Re: [Rd] A few suggestions and perspectives from a PhD student

Ista Zahn Fri, 05 May 2017 10:56:03 -0700

On Fri, May 5, 2017 at 1:00 PM, Antonin Klima <anton...@idi.ntnu.no> wrote:
> Dear Sir or Madam,
>
> I am in 2nd year of my PhD in bioinformatics, after taking my Master’s in 
> computer science, and have been using R heavily during my PhD. As such, I 
> have put together a list of certain features in R that, in my opinion, would 
> be beneficial to add, or could be improved. The first two are already 
> implemented in packages, but given that it is implemented as user-defined 
> operators, it greatly restricts its usefulness.


Why do you think being implemented in a contributed package restricts
the usefulness of a feature?

I hope you will find my suggestions interesting. If you find time, I
will welcome any feedback as to whether you find the suggestions
useful, or why you do not think they should be implemented. I will
also welcome if you enlighten me with any features I might be unaware
of, that might solve the issues I have pointed out below.
>
> 1) piping
> Currently available in package magrittr, piping makes the code better 
> readable by having the line start at its natural starting point, and 
> following with functions that are applied - in order. The readability of 
> several nested calls with a number of parameters each is almost zero, it’s 
> almost as if one would need to come up with the solution himself. Pipeline in 
> comparison is very straightforward, especially together with the point (2).

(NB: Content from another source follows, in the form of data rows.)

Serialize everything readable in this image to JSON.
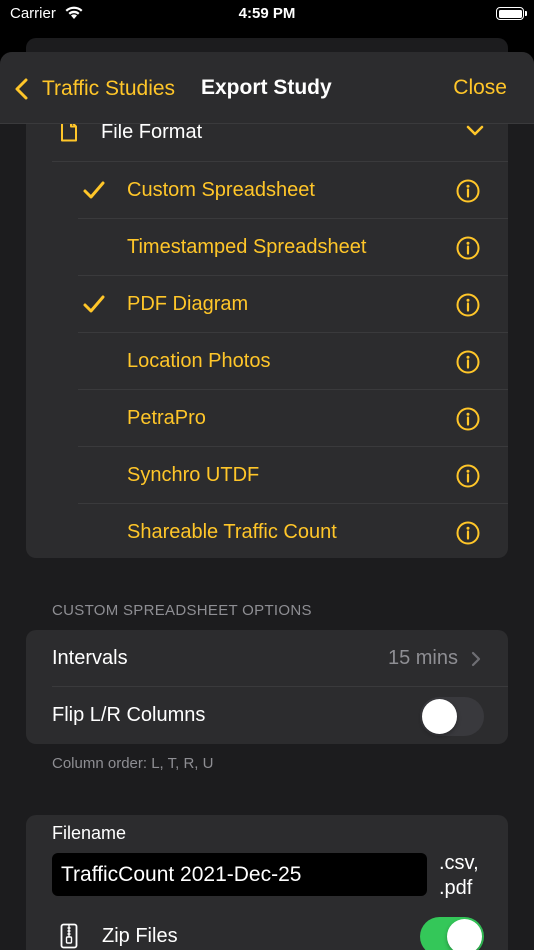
{
  "status_bar": {
    "carrier": "Carrier",
    "time": "4:59 PM"
  },
  "nav": {
    "back_label": "Traffic Studies",
    "title": "Export Study",
    "close_label": "Close"
  },
  "file_format": {
    "header_label": "File Format",
    "options": [
      {
        "label": "Custom Spreadsheet",
        "checked": true
      },
      {
        "label": "Timestamped Spreadsheet",
        "checked": false
      },
      {
        "label": "PDF Diagram",
        "checked": true
      },
      {
        "label": "Location Photos",
        "checked": false
      },
      {
        "label": "PetraPro",
        "checked": false
      },
      {
        "label": "Synchro UTDF",
        "checked": false
      },
      {
        "label": "Shareable Traffic Count",
        "checked": false
      }
    ]
  },
  "custom_options": {
    "section_header": "CUSTOM SPREADSHEET OPTIONS",
    "intervals_label": "Intervals",
    "intervals_value": "15 mins",
    "flip_label": "Flip L/R Columns",
    "flip_on": false,
    "footer": "Column order: L, T, R, U"
  },
  "filename": {
    "label": "Filename",
    "value": "TrafficCount 2021-Dec-25",
    "extensions_line1": ".csv,",
    "extensions_line2": ".pdf",
    "zip_label": "Zip Files",
    "zip_on": true
  },
  "colors": {
    "accent": "#ffc629",
    "toggle_on": "#34c759",
    "background": "#1c1c1e",
    "cell": "#2c2c2e"
  }
}
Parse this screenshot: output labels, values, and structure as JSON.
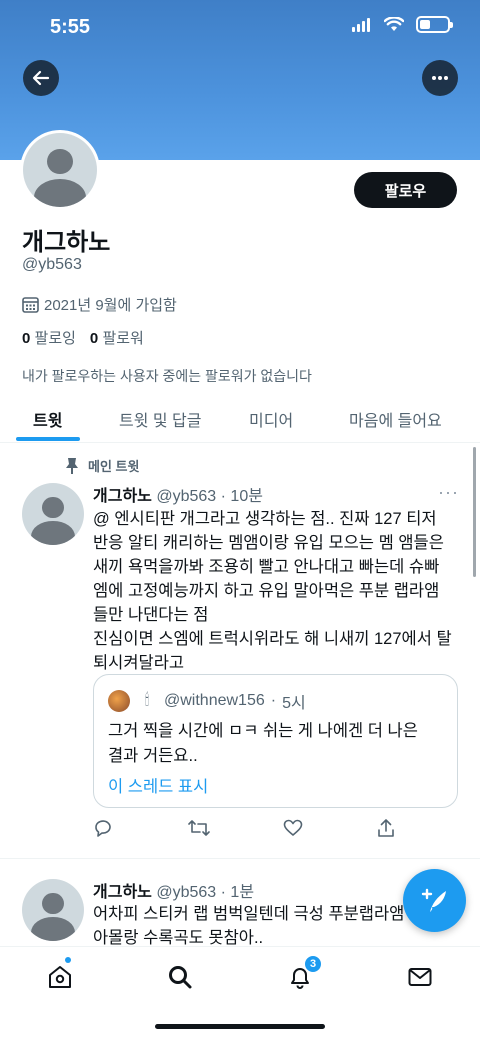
{
  "status_bar": {
    "time": "5:55"
  },
  "profile": {
    "display_name": "개그하노",
    "handle": "@yb563",
    "joined": "2021년 9월에 가입함",
    "following_count": "0",
    "following_label": "팔로잉",
    "followers_count": "0",
    "followers_label": "팔로워",
    "no_followers_note": "내가 팔로우하는 사용자 중에는 팔로워가 없습니다",
    "follow_button": "팔로우"
  },
  "tabs": [
    {
      "label": "트윗",
      "active": true
    },
    {
      "label": "트윗 및 답글",
      "active": false
    },
    {
      "label": "미디어",
      "active": false
    },
    {
      "label": "마음에 들어요",
      "active": false
    }
  ],
  "pinned_label": "메인 트윗",
  "tweets": [
    {
      "name": "개그하노",
      "handle": "@yb563",
      "time": "10분",
      "lines": [
        "@ 엔시티판 개그라고 생각하는 점.. 진짜 127 티저",
        "반응 알티 캐리하는 멤앰이랑 유입 모으는 멤 앰들은",
        "새끼 욕먹을까봐 조용히 빨고 안나대고 빠는데 슈빠",
        "엠에 고정예능까지 하고 유입 말아먹은 푸분 랩라앰",
        "들만 나댄다는 점",
        "진심이면 스엠에 트럭시위라도 해 니새끼 127에서 탈",
        "퇴시켜달라고"
      ],
      "quote": {
        "handle": "@withnew156",
        "time": "5시",
        "lines": [
          "그거 찍을 시간에 ㅁㅋ 쉬는 게 나에겐 더 나은",
          "결과 거든요.."
        ],
        "show_thread": "이 스레드 표시"
      }
    },
    {
      "name": "개그하노",
      "handle": "@yb563",
      "time": "1분",
      "lines": [
        "어차피 스티커 랩 범벅일텐데 극성 푸분랩라앰",
        "아몰랑 수록곡도 못참아.."
      ]
    }
  ],
  "bottom_nav": {
    "notifications_badge": "3"
  },
  "colors": {
    "accent": "#1d9bf0",
    "banner": "#4d93dd",
    "text": "#0f1419",
    "secondary": "#536471"
  }
}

You may be surprised to learn that not everyone thinks pipes are a
good idea. Personally I see some advantages, but there is also a big
downside with is that they mess up the call stack and make tracking
down errors via traceback() more difficult.

There is a simple alternative to pipes already built in to R that
gives you some of the advantages of %>% without messing up the call
stack.  Using Hadley's famous "little bunny foo foo" example:

foo_foo <- little_bunny()

## nesting (it is rough)
bop(
  scoop(
    hop(foo_foo, through = forest),
    up = field_mice
  ),
  on = head
)

## magrittr
foo_foo %>%
  hop(through = forest) %>%
  scoop(up = field_mouse) %>%
  bop(on = head)

## regular R assignment
foo_foo -> .
  hop(., through = forest) -> .
  scoop(., up = field_mouse) -> .
  bop(., on = head)

This is more limited that magrittr's %>%, but it gives you a lot of
the advantages without the disadvantages.

>
> The package here works rather good nevertheless, the shortcomings of piping 
> not being native are not quite as severe as in point (2). Nevertheless, an 
> intuitive symbol such as | would be helpful, and it sometimes bothers me that 
> I have to parenthesize anonymous function, which would probably not be 
> required in a native pipe-operator, much like it is not required in f.ex. 
> lapply. That is,
> 1:5 %>% function(x) x+2
> should be totally fine

That seems pretty small-potatoes to me.

>
> 2) currying
> Currently available in package Curry. The idea is that, having a function 
> such as foo = function(x, y) x+y, one would like to write for example 
> lapply(foo(3), 1:5), and have the interpreter figure out ok, foo(3) does not 
> make a value result, but it can still give a function result - a function of 
> y. This would be indeed most useful for various apply functions, rather than 
> writing function(x) foo(3,x).

You can already do

lapply(1:5, foo, y = 3)

(assuming that the first argument to foo is named "y")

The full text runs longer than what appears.